Le juge des contentieux de la protection, statuant le 24 juin 2025, examine une demande en paiement relative à un crédit à la consommation. L’établissement prêteur sollicite le remboursement immédiat du capital restant dû suite à la défaillance de l’emprunteur. La juridiction doit vérifier les conditions de la déchéance du terme et les conséquences de l’inexécution. Elle constate l’irrégularité de la déchéance du terme mais prononce la résolution du contrat, ordonnant la restitution du capital perçu et réduisant la clause pénale.
La déchéance du terme invalidée par un formalisme protecteur
La mise en demeure préalable constitue une condition de fond. La décision rappelle le principe général selon lequel la déchéance du terme ne peut être acquise sans une mise en demeure préalable restée infructueuse. Elle se fonde sur une jurisprudence constante de la Cour de cassation, précisant que cette règle s’applique aux prêts à la consommation. “Si le contrat de prêt d’une somme d’argent peut prévoir que la défaillance de l’emprunteur non commerçant entraînera la déchéance du terme, celle-ci ne peut sauf disposition expresse et non équivoque, être déclarée acquise au créancier sans la délivrance d’une mise en demeure restée sans effet, précisant le délai dont dispose le débiteur pour y faire obstacle” (Ccass Civ 1ère, 3 juin 2015 n°14-15655 ; Civ 1ère, 22 juin 2017 n° 16-18418). Ce formalisme est d’ordre public et protège l’emprunteur contre une exigibilité brutale.

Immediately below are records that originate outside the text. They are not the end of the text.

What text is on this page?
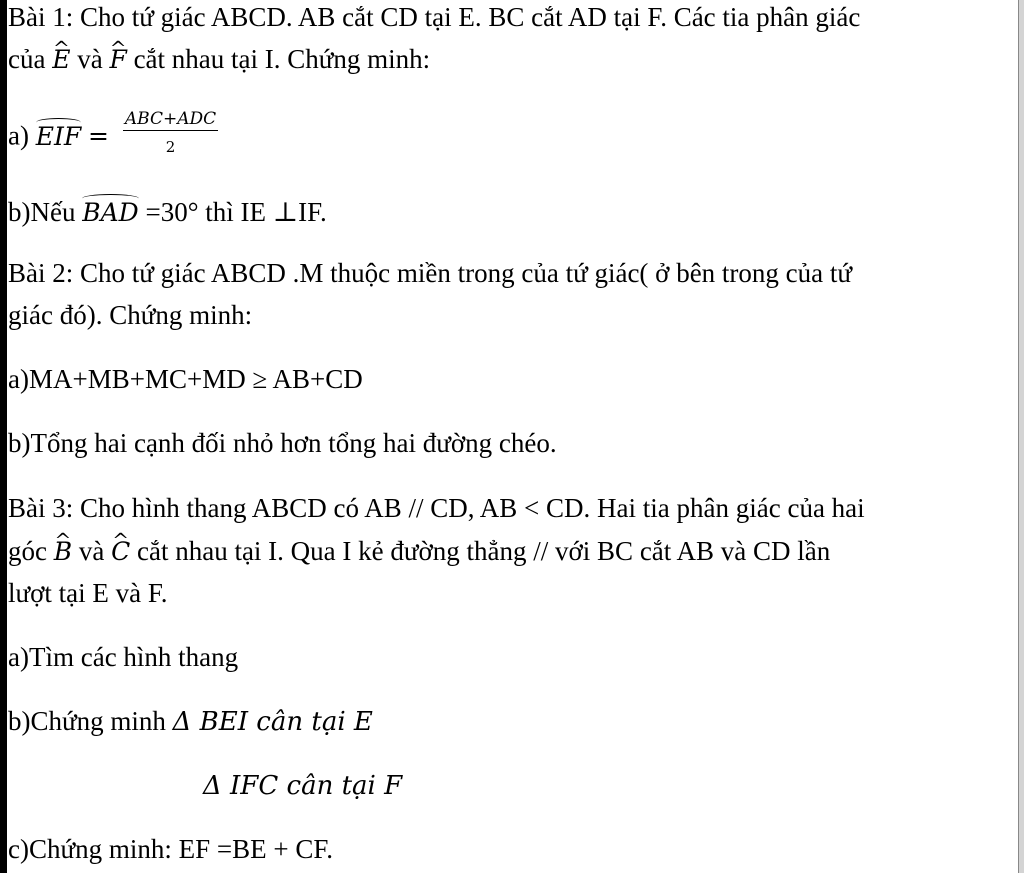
Bài 1: Cho tứ giác ABCD. AB cắt CD tại E. BC cắt AD tại F. Các tia phân giác
của ^ E và ^ F cắt nhau tại I. Chứng minh:
a) EIF = $\frac{\text{ABC+ADC}}{2}$
b)Nếu BAD =30° thì IE ⊥IF.
Bài 2: Cho tứ giác ABCD .M thuộc miền trong của tứ giác( ở bên trong của tứ
giác đó). Chứng minh:
a)MA+MB+MC+MD ≥ AB+CD
b)Tổng hai cạnh đối nhỏ hơn tổng hai đường chéo.
Bài 3: Cho hình thang ABCD có AB // CD, AB < CD. Hai tia phân giác của hai
góc ^ B và ^ C cắt nhau tại I. Qua I kẻ đường thẳng // với BC cắt AB và CD lần
lượt tại E và F.
a)Tìm các hình thang
b)Chứng minh Δ BEI cân tại E
Δ IFC cân tại F
c)Chứng minh: EF =BE + CF.
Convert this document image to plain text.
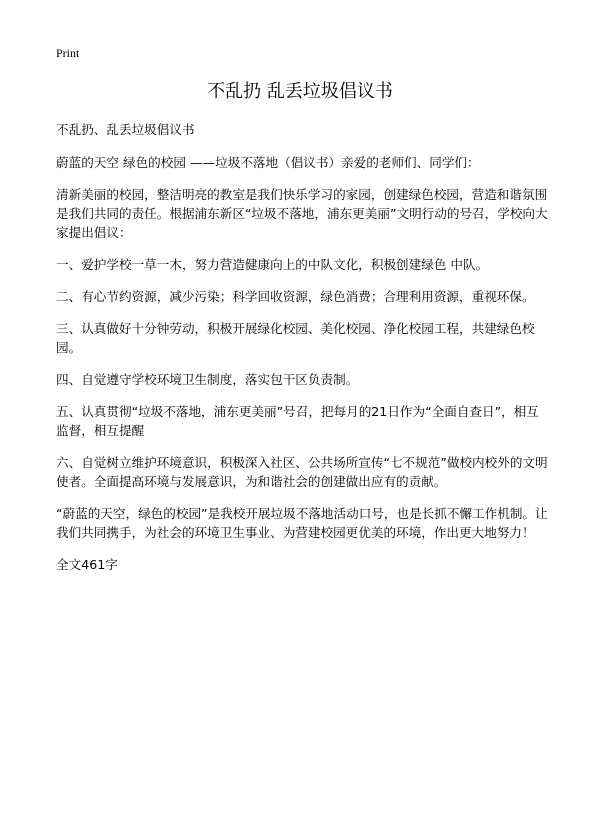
Print
不乱扔 乱丢垃圾倡议书

不乱扔、乱丢垃圾倡议书

蔚蓝的天空 绿色的校园 ——垃圾不落地（倡议书）亲爱的老师们、同学们：

清新美丽的校园，整洁明亮的教室是我们快乐学习的家园，创建绿色校园，营造和谐氛围是我们共同的责任。根据浦东新区“垃圾不落地，浦东更美丽”文明行动的号召，学校向大家提出倡议：

一、爱护学校一草一木，努力营造健康向上的中队文化，积极创建绿色 中队。

二、有心节约资源，减少污染；科学回收资源，绿色消费；合理利用资源，重视环保。

三、认真做好十分钟劳动，积极开展绿化校园、美化校园、净化校园工程，共建绿色校园。

四、自觉遵守学校环境卫生制度，落实包干区负责制。

五、认真贯彻“垃圾不落地，浦东更美丽”号召，把每月的21日作为“全面自查日”，相互监督，相互提醒

六、自觉树立维护环境意识，积极深入社区、公共场所宣传“七不规范”做校内校外的文明使者。全面提高环境与发展意识，为和谐社会的创建做出应有的贡献。

“蔚蓝的天空，绿色的校园”是我校开展垃圾不落地活动口号，也是长抓不懈工作机制。让我们共同携手，为社会的环境卫生事业、为营建校园更优美的环境，作出更大地努力！

全文461字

La notification défectueuse entraîne la nullité de la procédure. En l’espèce, le prêteur a bien envoyé un courrier recommandé le 24 novembre 2023. Toutefois, ce courrier demandait la régularisation d’impayés dans un délai de quinze jours. Un second courrier, daté du 15 mai 2024, a ensuite été adressé pour exiger le capital restant dû. Le juge estime que ce second courrier “ne saurait donc constituer une déchéance du terme valable”. La mise en demeure initiale, bien que produite, n’était pas suffisamment précise quant à la conséquence de la déchéance du terme. Cette analyse rejoint une jurisprudence récente qui sanctionne les clauses créant un déséquilibre significatif. La Cour de cassation a jugé qu’une clause prévoyant une résiliation de plein droit sans mise en demeure ou sans préavis raisonnable est abusive (Civ. 1re civ., 3 octobre 2024 n° 21-25.823). La portée de ce contrôle est renforcée par le droit européen, garantissant une protection effective du consommateur.
La résolution judiciaire comme sanction de l’inexécution grave
Le défaut de paiement justifie la résolution aux torts de l’emprunteur. La défaillance contractuelle, caractérisée par plusieurs mois d’impayés, est jugée suffisamment grave. Le juge use de son pouvoir discrétionnaire pour prononcer la résolution du contrat en application de l’article 1228 du code civil. Il rappelle que le contrat de prêt est un contrat à exécution instantanée, bien que son remboursement soit échelonné. La résolution a donc pour effet de remettre les parties dans leur état antérieur, conformément à l’article 1229 du code civil. L’emprunteur est ainsi tenu de restituer le capital perçu, déduction faite des sommes déjà remboursées. Cette solution permet d’assurer l’équilibre contractuel tout en sanctionnant l’inexécution.
Le juge modère les sanctions pécuniaires au nom de la proportionnalité. L’établissement prêteur réclamait une indemnité forfaitaire de huit pour cent du capital restant dû, prévue par l’article D.312-16 du code de la consommation. Le juge exerce son pouvoir de modération prévu à l’article 1231-5 du code civil. Il estime que cette clause pénale est “manifestement excessive compte tenu du préjudice réellement subi” par le prêteur, qui bénéficiera par ailleurs d’intérêts moratoires. Il la réduit donc à un euro symbolique. Par ailleurs, il rejette toute capitalisation des intérêts, rappelant le principe de prohibition de l’anatocisme en matière de crédit à la consommation, énoncé à l’article L.312-38. La décision consacre ainsi un contrôle judiciaire strict des conséquences pécuniaires de la défaillance, au bénéfice du consommateur.